One of the most interesting aspects of Han society, as created by Nowlan, is social hierarchy. While the noble and warrior castes are technically at the top of the order, they are constantly challenged from the engineers and maintenance men of Han society. An officer aboard a Han airship knows know what buttons to push such that he can fire his disintegrator ray, but he has no more knowledge of how to fix it than the average present day North American has with respect to repairing an internal combustion engine. Repairmen and engineers literally hold Han society hostage in their demands for increased wealth and prestige.
So who wants to take a guess at which fictional civilization our society mirrors the most?

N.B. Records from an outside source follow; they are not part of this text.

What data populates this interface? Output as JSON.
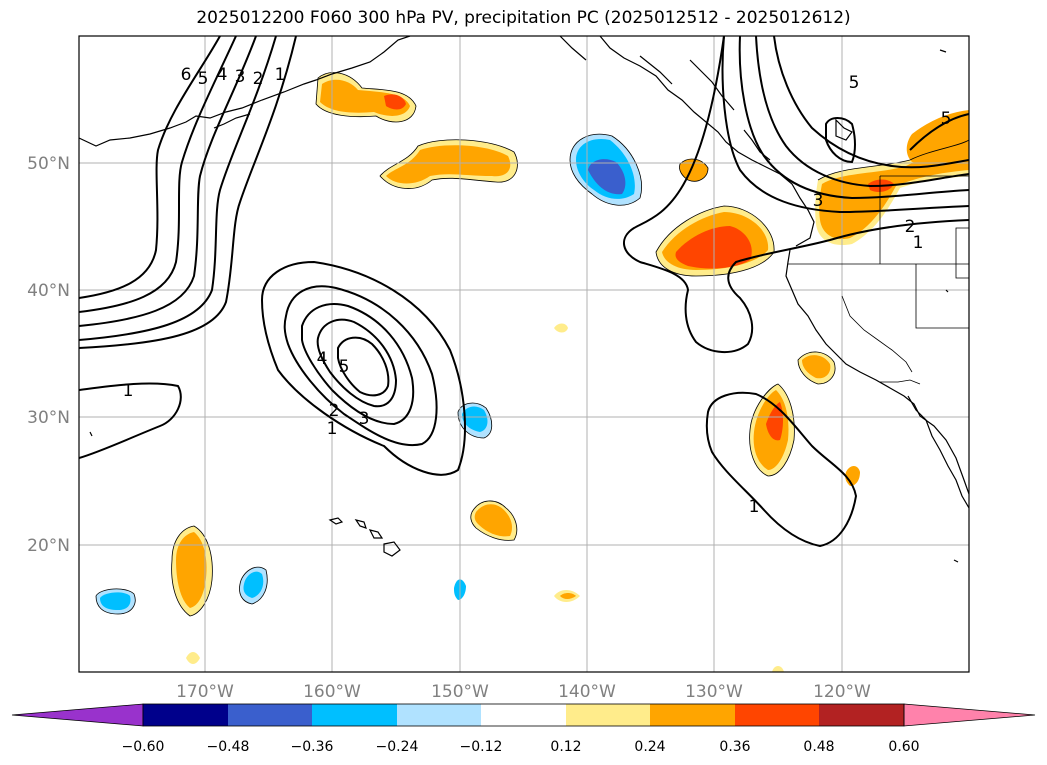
{
  "title": "2025012200 F060 300 hPa PV, precipitation PC (2025012512 - 2025012612)",
  "map": {
    "lon_labels": [
      "170°W",
      "160°W",
      "150°W",
      "140°W",
      "130°W",
      "120°W"
    ],
    "lat_labels": [
      "50°N",
      "40°N",
      "30°N",
      "20°N"
    ],
    "contour_labels": [
      {
        "text": "6"
      },
      {
        "text": "5"
      },
      {
        "text": "4"
      },
      {
        "text": "3"
      },
      {
        "text": "2"
      },
      {
        "text": "1"
      },
      {
        "text": "1"
      },
      {
        "text": "4"
      },
      {
        "text": "5"
      },
      {
        "text": "2"
      },
      {
        "text": "3"
      },
      {
        "text": "1"
      },
      {
        "text": "5"
      },
      {
        "text": "5"
      },
      {
        "text": "3"
      },
      {
        "text": "2"
      },
      {
        "text": "1"
      },
      {
        "text": "1"
      }
    ]
  },
  "colorbar": {
    "ticks": [
      "−0.60",
      "−0.48",
      "−0.36",
      "−0.24",
      "−0.12",
      "0.12",
      "0.24",
      "0.36",
      "0.48",
      "0.60"
    ],
    "colors": [
      "#9932cc",
      "#00008b",
      "#3a5fcd",
      "#00bfff",
      "#b0e2ff",
      "#ffffff",
      "#ffec8b",
      "#ffa500",
      "#ff4500",
      "#b22222",
      "#ff82ab"
    ]
  }
}
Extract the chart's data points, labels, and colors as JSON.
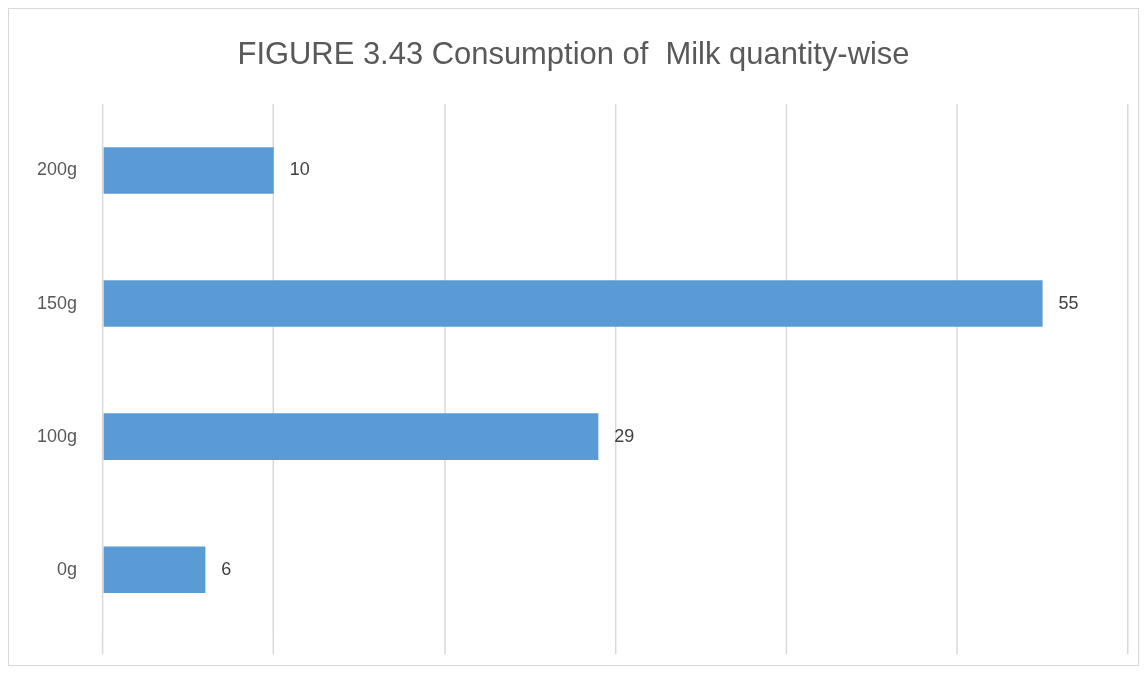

Of the many questions we can ask of this book, the one that interests me the most is this: Was Philip Nowlan attempting to offer a cautionary narrative on the dangers of technological dependence and over-consumption? Nowlan was born in Philadelphia Pennsylvania, in 1888. As he grew up, so did the assembly line and large scale industrial production. He offers heroes that have wholly rejected capitalism and antagonists that have grown decadent in their embracing private wealth. If Nowlan could envision a future with broadcast microwave energy, perhaps he could see future version of America where nobody knew how anything worked, 60% of the people were obese and consumer consumption and bad politics ruled the day.
No longer when I hear the name Buck Rogers will I immediately think about Gil Gerard and his stupid robot sidekick. Armageddon 2419 A.D. proves that Philip Francis Nowlan’s contribution to the SF world has been lost amid a sea of low-budget serials and 70s camp.